# Complex Analysis: Contour Integral

1. Apr 24, 2015

### nateHI

Here's a link to a professor's notes on a contour integration example.
https://math.nyu.edu/faculty/childres/lec12.pdf

I don't understand where the $e^{i\pi /2} I$ comes from in the first problem. It seems like it should be $e^{i\pi}$ instead since $-C_3$ and $C_1$ are both on the real line.

2. Apr 24, 2015

### Hawkeye18

Judging from the picture in the notes contours $C_1$ and $C_3$ should be interchanged in the calculations, so the limit of the integral over $C_3$ gives us $I$. Since the contour of integration includes half-circles in the upper half plane, a branch cut in the definition of $\sqrt z$ should be somewhere in the lower half-plane, so for $z$ with $\operatorname{Re}z\ge 0$ you have $0\le \operatorname{Arg}z \le\pi$.
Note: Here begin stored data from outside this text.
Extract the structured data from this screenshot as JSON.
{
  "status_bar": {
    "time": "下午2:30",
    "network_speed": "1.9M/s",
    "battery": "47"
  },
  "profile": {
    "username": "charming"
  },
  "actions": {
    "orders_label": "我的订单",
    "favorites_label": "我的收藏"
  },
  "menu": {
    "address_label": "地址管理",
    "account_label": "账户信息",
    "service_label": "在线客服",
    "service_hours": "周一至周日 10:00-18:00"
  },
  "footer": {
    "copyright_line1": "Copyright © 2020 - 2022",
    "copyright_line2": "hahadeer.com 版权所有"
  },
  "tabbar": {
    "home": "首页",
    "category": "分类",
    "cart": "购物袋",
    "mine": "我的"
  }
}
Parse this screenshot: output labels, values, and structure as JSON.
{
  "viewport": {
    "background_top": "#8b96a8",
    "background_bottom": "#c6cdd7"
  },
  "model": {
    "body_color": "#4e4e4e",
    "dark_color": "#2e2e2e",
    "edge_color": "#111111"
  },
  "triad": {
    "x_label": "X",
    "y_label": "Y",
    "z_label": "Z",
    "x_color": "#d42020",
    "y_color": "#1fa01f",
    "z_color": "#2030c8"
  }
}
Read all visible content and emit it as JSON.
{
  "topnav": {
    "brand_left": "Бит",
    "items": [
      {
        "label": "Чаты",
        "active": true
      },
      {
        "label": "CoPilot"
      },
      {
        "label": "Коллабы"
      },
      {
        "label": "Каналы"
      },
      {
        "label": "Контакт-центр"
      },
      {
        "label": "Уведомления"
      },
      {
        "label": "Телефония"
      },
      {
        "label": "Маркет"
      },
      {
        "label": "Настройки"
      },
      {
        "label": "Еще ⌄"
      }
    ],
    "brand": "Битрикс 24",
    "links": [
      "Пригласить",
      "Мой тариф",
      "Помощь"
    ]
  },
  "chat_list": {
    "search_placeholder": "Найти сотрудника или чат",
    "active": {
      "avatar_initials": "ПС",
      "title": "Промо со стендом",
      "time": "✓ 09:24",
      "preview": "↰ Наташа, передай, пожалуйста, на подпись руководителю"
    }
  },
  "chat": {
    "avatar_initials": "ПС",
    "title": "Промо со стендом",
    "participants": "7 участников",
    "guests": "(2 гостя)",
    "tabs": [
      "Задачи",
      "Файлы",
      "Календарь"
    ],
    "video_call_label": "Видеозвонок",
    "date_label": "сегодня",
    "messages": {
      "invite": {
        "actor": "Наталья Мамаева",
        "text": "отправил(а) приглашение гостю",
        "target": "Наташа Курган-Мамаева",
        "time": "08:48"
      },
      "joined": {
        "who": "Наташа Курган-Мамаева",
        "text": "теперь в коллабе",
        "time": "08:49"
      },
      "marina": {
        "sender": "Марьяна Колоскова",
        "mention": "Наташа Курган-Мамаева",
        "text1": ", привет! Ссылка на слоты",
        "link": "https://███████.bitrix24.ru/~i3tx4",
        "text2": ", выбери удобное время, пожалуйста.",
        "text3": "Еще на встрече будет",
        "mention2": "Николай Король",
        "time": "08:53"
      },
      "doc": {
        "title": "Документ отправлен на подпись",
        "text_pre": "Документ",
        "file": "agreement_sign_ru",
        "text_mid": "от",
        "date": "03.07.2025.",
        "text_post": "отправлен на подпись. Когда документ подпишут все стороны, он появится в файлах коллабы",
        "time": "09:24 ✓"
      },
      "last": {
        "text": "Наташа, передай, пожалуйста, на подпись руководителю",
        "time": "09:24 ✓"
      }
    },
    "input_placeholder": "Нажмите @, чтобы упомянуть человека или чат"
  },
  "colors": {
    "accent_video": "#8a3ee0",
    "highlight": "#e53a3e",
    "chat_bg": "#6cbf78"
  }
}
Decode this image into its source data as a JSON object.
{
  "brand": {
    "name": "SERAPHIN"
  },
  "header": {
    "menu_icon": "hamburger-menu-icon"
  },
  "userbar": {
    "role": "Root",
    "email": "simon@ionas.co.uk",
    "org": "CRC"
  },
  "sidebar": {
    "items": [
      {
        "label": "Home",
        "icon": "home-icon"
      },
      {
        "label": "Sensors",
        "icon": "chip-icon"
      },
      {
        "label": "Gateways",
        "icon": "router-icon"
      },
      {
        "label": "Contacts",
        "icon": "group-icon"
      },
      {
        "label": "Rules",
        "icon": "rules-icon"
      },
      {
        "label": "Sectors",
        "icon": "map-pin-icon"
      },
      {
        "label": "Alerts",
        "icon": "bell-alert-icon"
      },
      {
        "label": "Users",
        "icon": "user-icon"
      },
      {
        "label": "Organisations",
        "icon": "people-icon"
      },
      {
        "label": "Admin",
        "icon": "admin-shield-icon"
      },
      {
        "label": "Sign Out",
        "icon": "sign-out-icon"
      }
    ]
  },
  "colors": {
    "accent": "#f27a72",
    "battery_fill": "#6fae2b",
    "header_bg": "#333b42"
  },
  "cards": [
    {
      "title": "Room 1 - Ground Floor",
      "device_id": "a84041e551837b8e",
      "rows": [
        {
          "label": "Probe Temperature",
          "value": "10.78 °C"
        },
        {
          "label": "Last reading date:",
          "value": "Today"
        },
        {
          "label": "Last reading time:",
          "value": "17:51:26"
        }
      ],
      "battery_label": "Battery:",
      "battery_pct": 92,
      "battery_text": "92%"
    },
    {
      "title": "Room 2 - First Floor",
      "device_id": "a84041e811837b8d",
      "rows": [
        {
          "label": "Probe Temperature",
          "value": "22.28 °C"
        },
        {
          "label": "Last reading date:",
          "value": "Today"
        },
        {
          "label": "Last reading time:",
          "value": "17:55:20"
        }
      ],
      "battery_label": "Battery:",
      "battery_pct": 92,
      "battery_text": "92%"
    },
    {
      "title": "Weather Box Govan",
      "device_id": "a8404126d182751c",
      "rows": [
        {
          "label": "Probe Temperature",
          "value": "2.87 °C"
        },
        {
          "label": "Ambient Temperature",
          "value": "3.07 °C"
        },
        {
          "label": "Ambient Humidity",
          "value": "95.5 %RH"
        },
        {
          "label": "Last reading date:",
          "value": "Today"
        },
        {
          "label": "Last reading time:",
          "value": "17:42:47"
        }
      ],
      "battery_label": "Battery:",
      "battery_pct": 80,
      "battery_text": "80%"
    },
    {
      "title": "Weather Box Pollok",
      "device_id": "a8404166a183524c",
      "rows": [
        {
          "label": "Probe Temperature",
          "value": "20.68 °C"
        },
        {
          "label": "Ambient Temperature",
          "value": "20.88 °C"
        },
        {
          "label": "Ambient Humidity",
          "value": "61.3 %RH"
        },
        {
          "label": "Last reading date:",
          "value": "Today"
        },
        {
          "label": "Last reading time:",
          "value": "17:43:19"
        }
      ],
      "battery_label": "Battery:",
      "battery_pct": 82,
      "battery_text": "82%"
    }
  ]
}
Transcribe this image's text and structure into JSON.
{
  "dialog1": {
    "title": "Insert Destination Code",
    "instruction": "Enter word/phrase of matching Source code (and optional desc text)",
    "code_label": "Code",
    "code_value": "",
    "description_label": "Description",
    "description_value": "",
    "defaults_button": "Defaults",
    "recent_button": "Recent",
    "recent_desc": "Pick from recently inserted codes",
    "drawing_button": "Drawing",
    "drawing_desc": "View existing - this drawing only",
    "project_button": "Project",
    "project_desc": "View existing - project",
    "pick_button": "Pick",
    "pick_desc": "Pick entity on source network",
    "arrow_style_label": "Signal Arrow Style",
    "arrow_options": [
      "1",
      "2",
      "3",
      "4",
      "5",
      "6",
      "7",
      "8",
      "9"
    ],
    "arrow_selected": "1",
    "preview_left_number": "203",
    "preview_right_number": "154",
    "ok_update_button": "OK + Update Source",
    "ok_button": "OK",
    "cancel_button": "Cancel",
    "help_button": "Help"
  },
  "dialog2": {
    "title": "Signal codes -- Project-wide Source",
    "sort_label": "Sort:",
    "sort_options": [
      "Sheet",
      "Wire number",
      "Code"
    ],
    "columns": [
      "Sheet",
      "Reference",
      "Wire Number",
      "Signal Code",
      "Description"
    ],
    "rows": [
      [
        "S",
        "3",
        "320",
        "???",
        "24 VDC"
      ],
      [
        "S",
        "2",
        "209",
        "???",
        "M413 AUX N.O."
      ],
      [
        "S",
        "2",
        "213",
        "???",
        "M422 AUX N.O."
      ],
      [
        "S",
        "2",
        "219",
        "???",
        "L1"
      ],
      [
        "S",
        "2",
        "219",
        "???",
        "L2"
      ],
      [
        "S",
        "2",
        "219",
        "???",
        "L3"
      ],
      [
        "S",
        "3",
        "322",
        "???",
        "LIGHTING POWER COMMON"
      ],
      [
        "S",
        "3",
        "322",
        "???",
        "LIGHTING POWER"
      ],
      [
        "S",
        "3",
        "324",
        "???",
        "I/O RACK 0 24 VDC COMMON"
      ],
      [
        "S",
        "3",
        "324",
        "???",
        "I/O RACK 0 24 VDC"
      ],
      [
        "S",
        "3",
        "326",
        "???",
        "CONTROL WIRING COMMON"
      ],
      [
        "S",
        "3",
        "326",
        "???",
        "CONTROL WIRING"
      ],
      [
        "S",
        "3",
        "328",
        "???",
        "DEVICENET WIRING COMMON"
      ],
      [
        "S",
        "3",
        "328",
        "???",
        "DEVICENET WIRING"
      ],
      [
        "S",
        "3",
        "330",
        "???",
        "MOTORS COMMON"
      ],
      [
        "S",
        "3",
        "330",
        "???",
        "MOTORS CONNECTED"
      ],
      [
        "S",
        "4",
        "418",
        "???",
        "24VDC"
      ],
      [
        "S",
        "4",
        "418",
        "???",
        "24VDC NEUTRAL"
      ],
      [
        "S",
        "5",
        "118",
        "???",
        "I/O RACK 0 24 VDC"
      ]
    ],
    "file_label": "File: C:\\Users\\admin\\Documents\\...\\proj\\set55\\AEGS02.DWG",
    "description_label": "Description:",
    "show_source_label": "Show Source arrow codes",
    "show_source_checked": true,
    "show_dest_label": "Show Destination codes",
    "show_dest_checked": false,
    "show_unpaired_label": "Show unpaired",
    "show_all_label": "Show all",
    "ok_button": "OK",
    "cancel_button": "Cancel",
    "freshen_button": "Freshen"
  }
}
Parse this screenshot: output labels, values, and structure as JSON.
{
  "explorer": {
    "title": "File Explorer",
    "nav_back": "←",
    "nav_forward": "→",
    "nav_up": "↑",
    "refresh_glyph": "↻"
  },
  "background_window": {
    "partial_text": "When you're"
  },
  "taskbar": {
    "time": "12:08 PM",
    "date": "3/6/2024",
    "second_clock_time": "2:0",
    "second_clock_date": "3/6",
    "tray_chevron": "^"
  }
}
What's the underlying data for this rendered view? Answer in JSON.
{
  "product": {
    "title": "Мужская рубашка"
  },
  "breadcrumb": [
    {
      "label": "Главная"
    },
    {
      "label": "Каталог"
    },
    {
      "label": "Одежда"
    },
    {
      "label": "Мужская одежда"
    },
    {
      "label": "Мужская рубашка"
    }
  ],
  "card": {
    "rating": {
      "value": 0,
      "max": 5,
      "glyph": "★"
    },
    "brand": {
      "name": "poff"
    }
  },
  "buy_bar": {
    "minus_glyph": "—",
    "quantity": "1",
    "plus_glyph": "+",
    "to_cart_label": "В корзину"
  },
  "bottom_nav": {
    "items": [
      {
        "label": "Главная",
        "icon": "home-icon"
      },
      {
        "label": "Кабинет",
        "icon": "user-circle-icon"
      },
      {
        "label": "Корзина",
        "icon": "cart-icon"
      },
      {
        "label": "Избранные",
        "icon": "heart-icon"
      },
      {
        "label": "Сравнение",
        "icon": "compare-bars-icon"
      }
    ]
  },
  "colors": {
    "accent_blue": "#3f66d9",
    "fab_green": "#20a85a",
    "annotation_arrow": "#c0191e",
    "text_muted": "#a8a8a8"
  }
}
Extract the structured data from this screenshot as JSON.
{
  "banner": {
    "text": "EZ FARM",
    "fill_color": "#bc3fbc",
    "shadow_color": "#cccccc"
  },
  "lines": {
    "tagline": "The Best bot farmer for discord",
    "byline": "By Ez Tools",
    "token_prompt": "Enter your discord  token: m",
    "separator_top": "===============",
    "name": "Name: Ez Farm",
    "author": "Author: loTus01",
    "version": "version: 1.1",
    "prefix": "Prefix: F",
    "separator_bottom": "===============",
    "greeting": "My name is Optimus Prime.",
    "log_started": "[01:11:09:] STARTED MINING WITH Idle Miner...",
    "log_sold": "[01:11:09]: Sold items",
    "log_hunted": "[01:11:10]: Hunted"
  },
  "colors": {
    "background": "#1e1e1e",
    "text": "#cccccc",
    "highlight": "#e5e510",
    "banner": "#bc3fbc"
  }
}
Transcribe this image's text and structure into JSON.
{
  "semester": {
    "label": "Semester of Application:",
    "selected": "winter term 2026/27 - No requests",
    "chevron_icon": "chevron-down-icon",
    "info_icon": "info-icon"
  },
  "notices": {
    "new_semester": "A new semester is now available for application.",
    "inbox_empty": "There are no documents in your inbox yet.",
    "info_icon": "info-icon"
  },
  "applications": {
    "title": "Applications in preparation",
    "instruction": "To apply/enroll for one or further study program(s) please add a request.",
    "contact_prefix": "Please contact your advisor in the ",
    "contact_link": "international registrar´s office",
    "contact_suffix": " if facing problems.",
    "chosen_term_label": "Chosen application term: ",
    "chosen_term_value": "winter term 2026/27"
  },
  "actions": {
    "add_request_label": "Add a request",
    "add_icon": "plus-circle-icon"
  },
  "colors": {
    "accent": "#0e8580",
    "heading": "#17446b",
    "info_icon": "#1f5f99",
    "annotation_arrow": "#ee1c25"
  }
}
In particular, $\sqrt{-x}= i \sqrt x$ for $x>0$.

Using this you can just make the change the variables $x=-z$ in the integral: $$\int_{-R}^{-\varepsilon} \frac{dz}{\sqrt z (z^2+1)} = \int_{R}^{\varepsilon} \frac{d(-x)}{\sqrt{-x} (x^2+1)} = \int^{R}_{\varepsilon} \frac{d x}{i \sqrt{x} (x^2+1)} .$$ As $R\to \infty$ and $\varepsilon \to 0^+$ the integral converges to $\frac1i I$, which agrees with the notes (I computed integral over $C_1$, and in the notes the integral over $-C_1$ was computed).

3. Apr 24, 2015

### nateHI

Cool thanks. Makes sense now.